Friday, November 1, 2019

Lancaster Retail Market Remains One of Pennsylvania’s Strongest, Thanks to the Amish

The Amish, an ultra-traditional orthodox community of farmers, eschew nearly all the trappings of modern-day life and materialism. Ironically, they are the reason Lancaster, Pennsylvania, sports one of the state’s healthiest retail markets.

The county estimates that between six and eight million people have visited Lancaster County every year for decades, drawn by the peculiar Amish way of life, and these visitors spend about $2.2 billion annually. They support around 25,000 jobs, providing the firm base of demand needed to create a dynamic retail market.
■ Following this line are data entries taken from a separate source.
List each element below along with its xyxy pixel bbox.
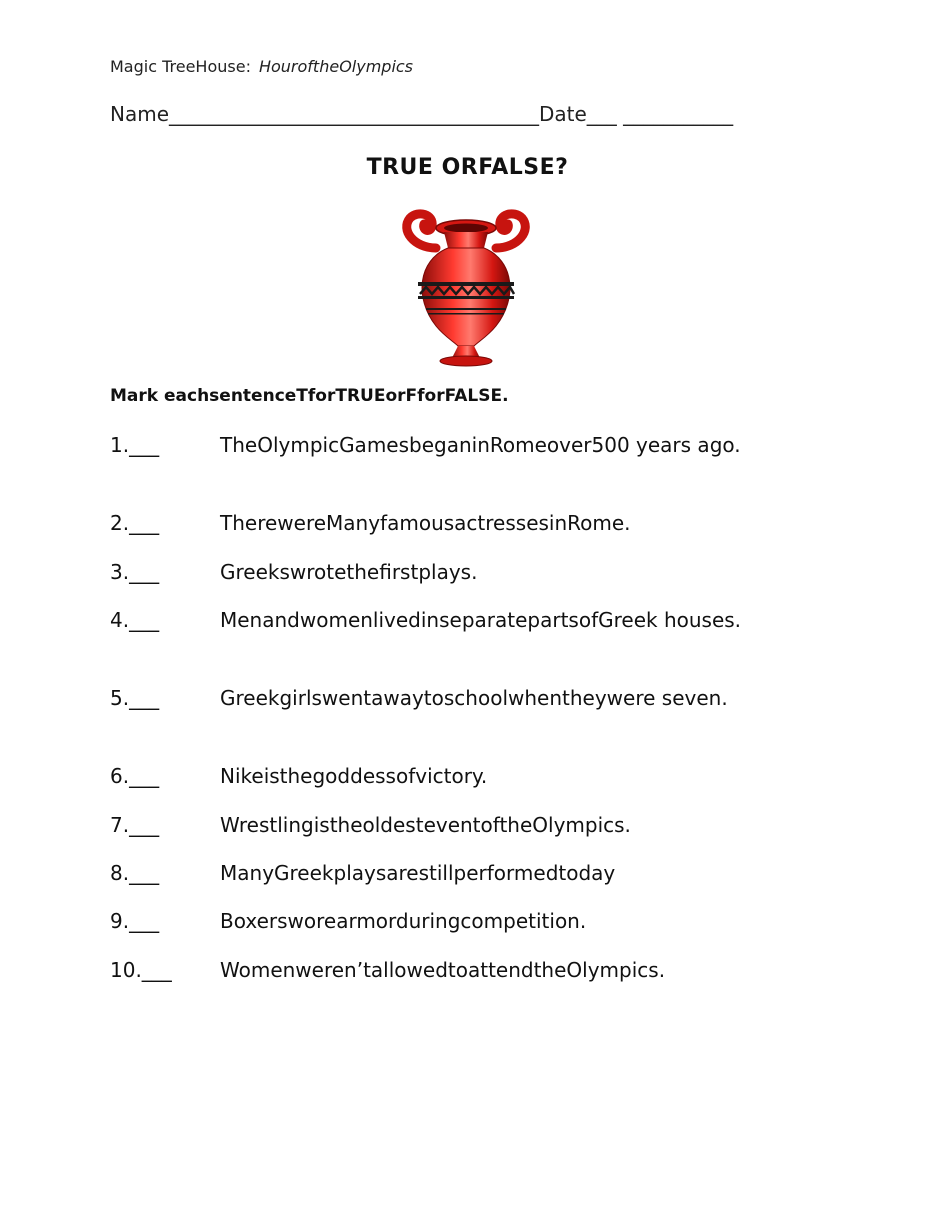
answer-blank[interactable]: 7.___ <box>110 813 160 837</box>
question-text: Greekgirlswentawaytoschoolwhentheywere seven. <box>220 686 728 710</box>
name-date-line: Name_____________________________________Date___ ___________ <box>110 102 734 126</box>
answer-blank[interactable]: 10.___ <box>110 958 172 982</box>
question-text: MenandwomenlivedinseparatepartsofGreek houses. <box>220 608 742 632</box>
answer-blank[interactable]: 2.___ <box>110 511 160 535</box>
answer-blank[interactable]: 3.___ <box>110 560 160 584</box>
answer-blank[interactable]: 9.___ <box>110 909 160 933</box>
answer-blank[interactable]: 1.___ <box>110 433 160 457</box>
page-title: TRUE ORFALSE? <box>366 155 569 180</box>
question-text: Greekswrotethefirstplays. <box>220 560 478 584</box>
instructions: Mark eachsentenceTforTRUEorFforFALSE. <box>110 386 509 406</box>
question-text: Womenweren’tallowedtoattendtheOlympics. <box>220 958 666 982</box>
question-text: WrestlingistheoldesteventoftheOlympics. <box>220 813 631 837</box>
answer-blank[interactable]: 5.___ <box>110 686 160 710</box>
answer-blank[interactable]: 4.___ <box>110 608 160 632</box>
worksheet-header <box>110 57 413 76</box>
question-text: TheOlympicGamesbeganinRomeover500 years ago. <box>220 433 741 457</box>
answer-blank[interactable]: 8.___ <box>110 861 160 885</box>
book-title: HouroftheOlympics <box>258 57 414 76</box>
greek-amphora-icon <box>400 208 532 368</box>
series-title: Magic TreeHouse: <box>110 57 251 76</box>
answer-blank[interactable]: 6.___ <box>110 764 160 788</box>
question-text: TherewereManyfamousactressesinRome. <box>220 511 631 535</box>
question-text: Boxersworearmorduringcompetition. <box>220 909 587 933</box>
question-text: Nikeisthegoddessofvictory. <box>220 764 488 788</box>
question-text: ManyGreekplaysarestillperformedtoday <box>220 861 616 885</box>
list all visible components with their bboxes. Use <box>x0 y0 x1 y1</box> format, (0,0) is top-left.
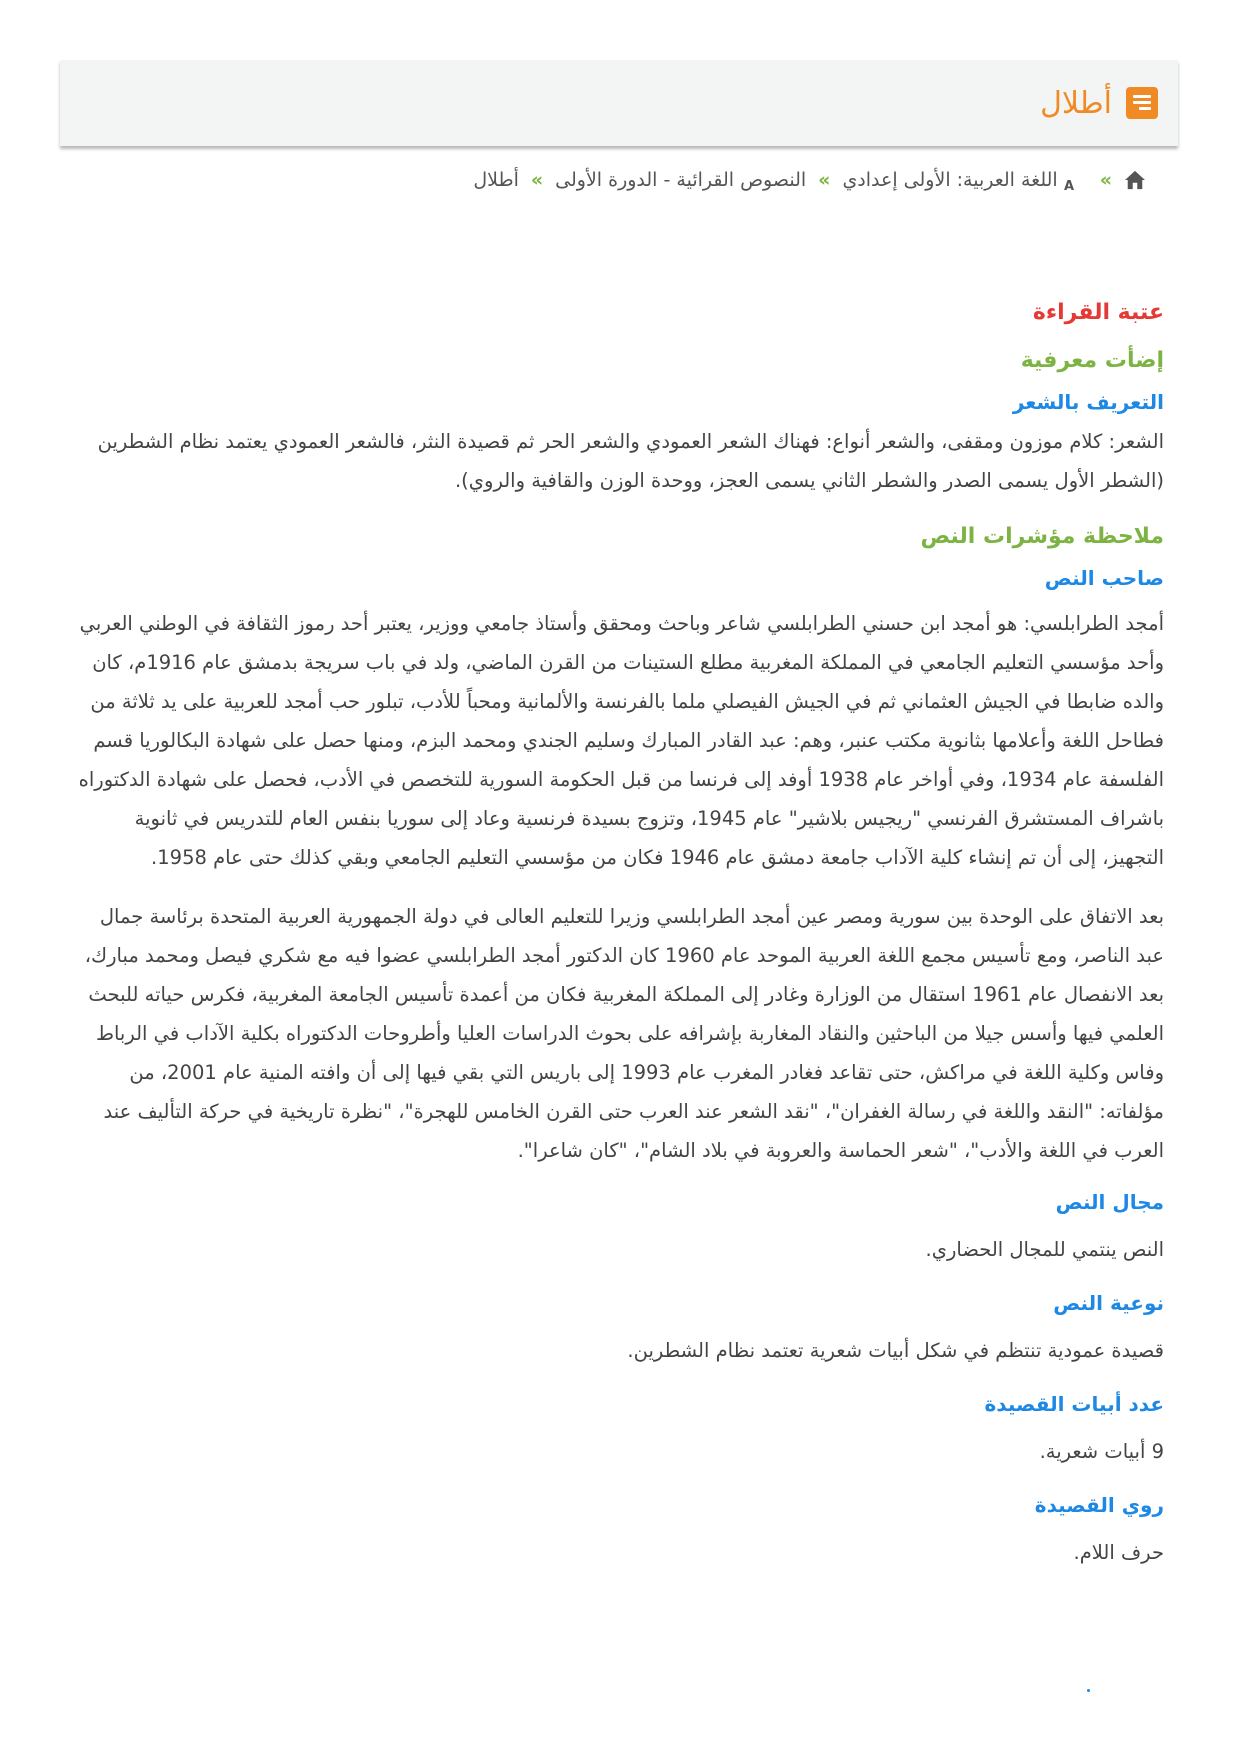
section-heading-indicators: ملاحظة مؤشرات النص <box>920 524 1164 549</box>
section-heading-knowledge: إضأت معرفية <box>1020 348 1164 373</box>
breadcrumb-separator: » <box>1099 169 1112 191</box>
home-icon[interactable] <box>1124 170 1146 190</box>
breadcrumb-separator: » <box>530 169 544 191</box>
subheading-text-field: مجال النص <box>1055 1190 1164 1214</box>
text-field-value: النص ينتمي للمجال الحضاري. <box>925 1238 1164 1261</box>
page-title: أطلال <box>1040 85 1112 121</box>
subheading-verse-count: عدد أبيات القصيدة <box>984 1392 1164 1416</box>
verse-count-value: 9 أبيات شعرية. <box>1039 1440 1164 1463</box>
text-type-value: قصيدة عمودية تنتظم في شكل أبيات شعرية تعتمد نظام الشطرين. <box>627 1339 1164 1362</box>
svg-text:A: A <box>1063 179 1074 192</box>
subheading-poetry-definition: التعريف بالشعر <box>1012 390 1164 414</box>
section-heading-reading: عتبة القراءة <box>1032 300 1164 325</box>
subheading-author: صاحب النص <box>1044 566 1164 590</box>
poetry-definition-text: الشعر: كلام موزون ومقفى، والشعر أنواع: فهناك الشعر العمودي والشعر الحر ثم قصيدة النثر، فالشعر العمودي يعتمد نظام الشطرين (الشطر الأول يسمى الصدر والشطر الثاني يسمى العجز، ووحدة الوزن والقافية والروي). <box>97 430 1164 492</box>
author-bio-paragraph-1: أمجد الطرابلسي: هو أمجد ابن حسني الطرابلسي شاعر وباحث ومحقق وأستاذ جامعي ووزير، يعتبر أحد رموز الثقافة في الوطني العربي وأحد مؤسسي التعليم الجامعي في المملكة المغربية مطلع الستينات من القرن الماضي، ولد في باب سريجة بدمشق عام 1916م، كان والده ضابطا في الجيش العثماني ثم في الجيش الفيصلي ملما بالفرنسة والألمانية ومحباً للأدب، تبلور حب أمجد للعربية على يد ثلاثة من فطاحل اللغة وأعلامها بثانوية مكتب عنبر، وهم: عبد القادر المبارك وسليم الجندي ومحمد البزم، ومنها حصل على شهادة البكالوريا قسم الفلسفة عام 1934، وفي أواخر عام 1938 أوفد إلى فرنسا من قبل الحكومة السورية للتخصص في الأدب، فحصل على شهادة الدكتوراه باشراف المستشرق الفرنسي "ريجيس بلاشير" عام 1945، وتزوج بسيدة فرنسية وعاد إلى سوريا بنفس العام للتدريس في ثانوية التجهيز، إلى أن تم إنشاء كلية الآداب جامعة دمشق عام 1946 فكان من مؤسسي التعليم الجامعي وبقي كذلك حتى عام 1958. <box>78 612 1164 869</box>
rhyme-value: حرف اللام. <box>1073 1541 1164 1564</box>
breadcrumb <box>473 168 1146 192</box>
breadcrumb-item-category[interactable]: النصوص القرائية - الدورة الأولى <box>555 169 807 191</box>
subheading-text-type: نوعية النص <box>1053 1291 1164 1315</box>
translate-icon <box>1062 168 1088 192</box>
breadcrumb-separator: » <box>818 169 831 191</box>
document-icon <box>1126 87 1158 119</box>
page-header <box>60 60 1178 146</box>
breadcrumb-item-subject[interactable]: اللغة العربية: الأولى إعدادي <box>842 169 1058 191</box>
author-bio-paragraph-2: بعد الاتفاق على الوحدة بين سورية ومصر عين أمجد الطرابلسي وزيرا للتعليم العالى في دولة الجمهورية العربية المتحدة برئاسة جمال عبد الناصر، ومع تأسيس مجمع اللغة العربية الموحد عام 1960 كان الدكتور أمجد الطرابلسي عضوا فيه مع شكري فيصل ومحمد مبارك، بعد الانفصال عام 1961 استقال من الوزارة وغادر إلى المملكة المغربية فكان من أعمدة تأسيس الجامعة المغربية، فكرس حياته للبحث العلمي فيها وأسس جيلا من الباحثين والنقاد المغاربة بإشرافه على بحوث الدراسات العليا وأطروحات الدكتوراه بكلية الآداب في الرباط وفاس وكلية اللغة في مراكش، حتى تقاعد فغادر المغرب عام 1993 إلى باريس التي بقي فيها إلى أن وافته المنية عام 2001، من مؤلفاته: "النقد واللغة في رسالة الغفران"، "نقد الشعر عند العرب حتى القرن الخامس للهجرة"، "نظرة تاريخية في حركة التأليف عند العرب في اللغة والأدب"، "شعر الحماسة والعروبة في بلاد الشام"، "كان شاعرا". <box>84 905 1164 1162</box>
breadcrumb-item-current: أطلال <box>473 169 519 191</box>
subheading-rhyme: روي القصيدة <box>1034 1493 1164 1517</box>
lesson-content <box>78 292 1164 1572</box>
decorative-dot <box>1087 1689 1090 1692</box>
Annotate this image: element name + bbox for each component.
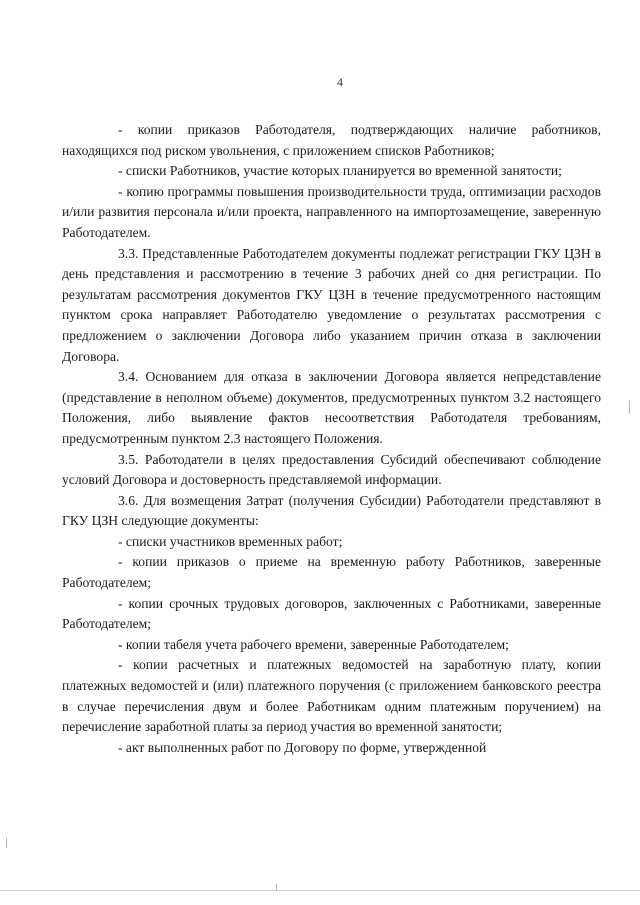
list-item-labor-contracts: - копии срочных трудовых договоров, заключенных с Работниками, заверенные Работодателем; <box>62 595 601 632</box>
page-bottom-edge <box>0 890 640 891</box>
list-item-participant-lists: - списки участников временных работ; <box>118 533 343 549</box>
paragraph-orders-copies: - копии приказов Работодателя, подтверждающих наличие работников, находящихся под риском увольнения, с приложением списков Работников; <box>62 122 601 158</box>
list-item-hiring-orders: - копии приказов о приеме на временную работу Работников, заверенные Работодателем; <box>62 554 601 591</box>
page-number: 4 <box>337 75 343 89</box>
list-item-payroll-statements: - копии расчетных и платежных ведомостей на заработную плату, копии платежных ведомостей и (или) платежного поручения (с приложением банковского реестра в случае перечисления двум и более Работникам одним платежным поручением) на перечисление заработной платы за период участия во временной занятости; <box>62 657 601 735</box>
list-item-timesheet: - копии табеля учета рабочего времени, заверенные Работодателем; <box>118 636 509 652</box>
paragraph-worker-lists: - списки Работников, участие которых планируется во временной занятости; <box>118 163 562 179</box>
paragraph-3-4: 3.4. Основанием для отказа в заключении Договора является непредставление (представление в неполном объеме) документов, предусмотренных пунктом 3.2 настоящего Положения, либо выявление фактов несоответствия Работодателя требованиям, предусмотренным пунктом 2.3 настоящего Положения. <box>62 369 601 446</box>
paragraph-3-5: 3.5. Работодатели в целях предоставления Субсидий обеспечивают соблюдение условий Договора и достоверность представляемой информации. <box>62 451 601 488</box>
paragraph-3-6: 3.6. Для возмещения Затрат (получения Субсидии) Работодатели представляют в ГКУ ЦЗН следующие документы: <box>62 492 601 529</box>
document-body <box>62 120 601 758</box>
scan-mark-right <box>629 400 630 414</box>
paragraph-3-3: 3.3. Представленные Работодателем документы подлежат регистрации ГКУ ЦЗН в день представления и рассмотрению в течение 3 рабочих дней со дня регистрации. По результатам рассмотрения документов ГКУ ЦЗН в течение предусмотренного настоящим пунктом срока направляет Работодателю уведомление о результатах рассмотрения с предложением о заключении Договора либо указанием причин отказа в заключении Договора. <box>62 245 601 364</box>
paragraph-program-copy: - копию программы повышения производительности труда, оптимизации расходов и/или развития персонала и/или проекта, направленного на импортозамещение, заверенную Работодателем. <box>62 183 601 240</box>
list-item-work-act: - акт выполненных работ по Договору по форме, утвержденной <box>118 739 487 755</box>
scan-mark-left <box>6 838 7 848</box>
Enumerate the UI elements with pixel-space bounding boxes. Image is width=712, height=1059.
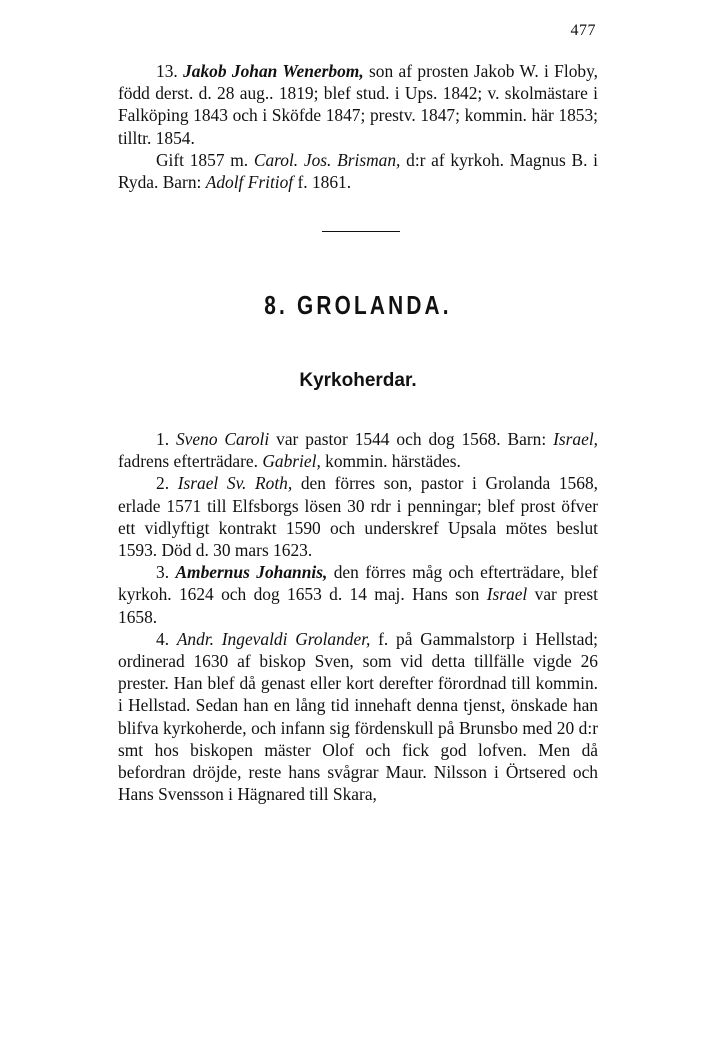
entry-text: kommin. härstädes.	[320, 451, 461, 472]
entry-text: den förres måg och efterträdare, blef kyrkoh. 1624 och dog 1653 d. 14 maj. Hans son	[118, 562, 598, 605]
entry-number: 2.	[156, 473, 170, 494]
entry-number: 1.	[156, 429, 170, 449]
entry-text: var prest 1658.	[118, 584, 598, 627]
section-body	[118, 428, 598, 805]
person-name: Israel Sv. Roth,	[177, 473, 293, 494]
entry-text: var pastor 1544 och dog 1568. Barn:	[269, 429, 554, 449]
previous-section-text	[118, 60, 598, 193]
section-divider	[322, 231, 400, 232]
entry-text: f. på Gammalstorp i Hellstad; ordinerad 1630 af biskop Sven, som vid detta tillfälle vigde 26 prester. Han blef då genast eller kort derefter förordnad till kommin. i Hellstad. Sedan han en lång tid innehaft denna tjenst, önskade han blifva kyrkoherde, och infann sig fördenskull på Brunsbo med 20 d:r smt hos biskopen mäster Olof och fick god lofven. Men då befordran dröjde, reste hans svågrar Maur. Nilsson i Örtsered och Hans Svensson i Hägnared till Skara,	[118, 628, 598, 805]
entry-text: Gift 1857 m.	[156, 149, 254, 170]
section-heading: 8. GROLANDA.	[264, 290, 452, 320]
entry-text: son af prosten Jakob W. i Floby, född derst. d. 28 aug.. 1819; blef stud. i Ups. 1842; v. skolmästare i Falköping 1843 och i Sköfde 1847; prestv. 1847; kommin. här 1853; tilltr. 1854.	[118, 61, 598, 148]
entry-text: fadrens efterträdare.	[118, 451, 263, 472]
page-number: 477	[570, 22, 596, 39]
entry-1	[118, 428, 598, 472]
entry-13	[118, 60, 598, 149]
entry-number: 13.	[156, 61, 178, 81]
entry-number: 3.	[156, 562, 170, 583]
entry-number: 4.	[156, 628, 170, 649]
entry-2	[118, 472, 598, 561]
entry-13-continuation	[118, 149, 598, 193]
child-name: Adolf Fritiof	[205, 172, 294, 193]
entry-3	[118, 561, 598, 628]
entry-text: d:r af kyrkoh. Magnus B. i Ryda. Barn:	[118, 149, 598, 193]
child-name: Israel,	[553, 429, 598, 449]
child-name: Gabriel,	[262, 451, 321, 472]
entry-text: f. 1861.	[293, 172, 352, 193]
person-name: Jakob Johan Wenerbom,	[183, 61, 364, 81]
entry-text: den förres son, pastor i Grolanda 1568, erlade 1571 till Elfsborgs lösen 30 rdr i penningar; blef prost öfver ett vidlyftigt kontrakt 1590 och underskref Upsala mötes beslut 1593. Död d. 30 mars 1623.	[118, 473, 598, 561]
section-subheading: Kyrkoherdar.	[299, 370, 417, 391]
person-name: Sveno Caroli	[175, 429, 270, 449]
entry-4	[118, 628, 598, 806]
person-name: Ambernus Johannis,	[175, 562, 328, 583]
child-name: Israel	[486, 584, 528, 605]
person-name: Andr. Ingevaldi Grolander,	[176, 628, 371, 649]
spouse-name: Carol. Jos. Brisman,	[253, 149, 401, 170]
That stands out in central Pennsylvania, which is largely a slow-growth, rural area where manufacturing still plays a key role in many local economies. Metro areas like Harrisburg, Reading and York certainly support retail markets that are dynamic in their own way, but many remain dominated by value-based chains, catering to a consumer base on operating on a budget.

This isn’t the case in Lancaster, and outsiders can be surprised by the area’s strong retail options. The city itself is vibrant, filled with boutique shops, hotels and restaurants, giving it an eclectic feel that is uncommon anywhere in Pennsylvania outside of trendy districts in Philadelphia and Pittsburgh. Demand is strong outside the city as well. The Tanger Outlets and The Shoppes at Belmont are anchored by chains like Whole Foods, which companion markets across central Pennsylvania cannot yet land.

What makes Lancaster retail all the more peculiar is beyond the horse and buggies, it’s not much different than its neighbors. Year-over-year employment gains slightly outpace nearby markets, but are below the national average. And while there are some large regional employers here, annual income levels of $68,000 are on par with figures in neighboring York, and not much higher than those in Reading or Harrisburg.

Around 550,000 people call the Lancaster metro area home – 35,000 of whom are strictly forbidden from supporting modern retail – and the latest census figures show population growth is below the national average.

But while the Amish are likely not shopping at Whole Foods, they bring in tourists who do.
Lancaster metro area’s occupancies are some of the country’s highest, even though construction here has outpaced all nearby markets over the past three years. The level of construction over the past decade is remarkable for a small Pennsylvania market, especially considering the struggles of the retail industry, which have limited construction and gains across the country.

"Lancaster isn’t immune to fallout of the industry’s revolution. The difference with Lancaster is demand is very high and fills the vacated spaces quickly."

"There’s been enough pent-up demand to quickly backfill vacant boxes, even large ones like former Kmart, with tenants like Aldi, At Home, Hobby Lobby, as well as fitness concepts, like Crunch Fitness and Planet Fitness. The majority of our new construction projects, like Shoppes at Belmont, Lime Springs Square and The Crossings are typically 100% leased, or very close before the projects are completed and ready for delivery."

Lancaster has been somewhat dormant for new retail development for many years, but Rohrbaugh believes the arrival of high-profile tenants like Whole Foods and Wegman’s boosted Lancaster’s profile.

"We have received attention from other national chains that would not have considered our market in the past, like PF Chang’s for example. Projects like these have placed us on the radar screen for all national retailers. We now have more tenants looking, than space available."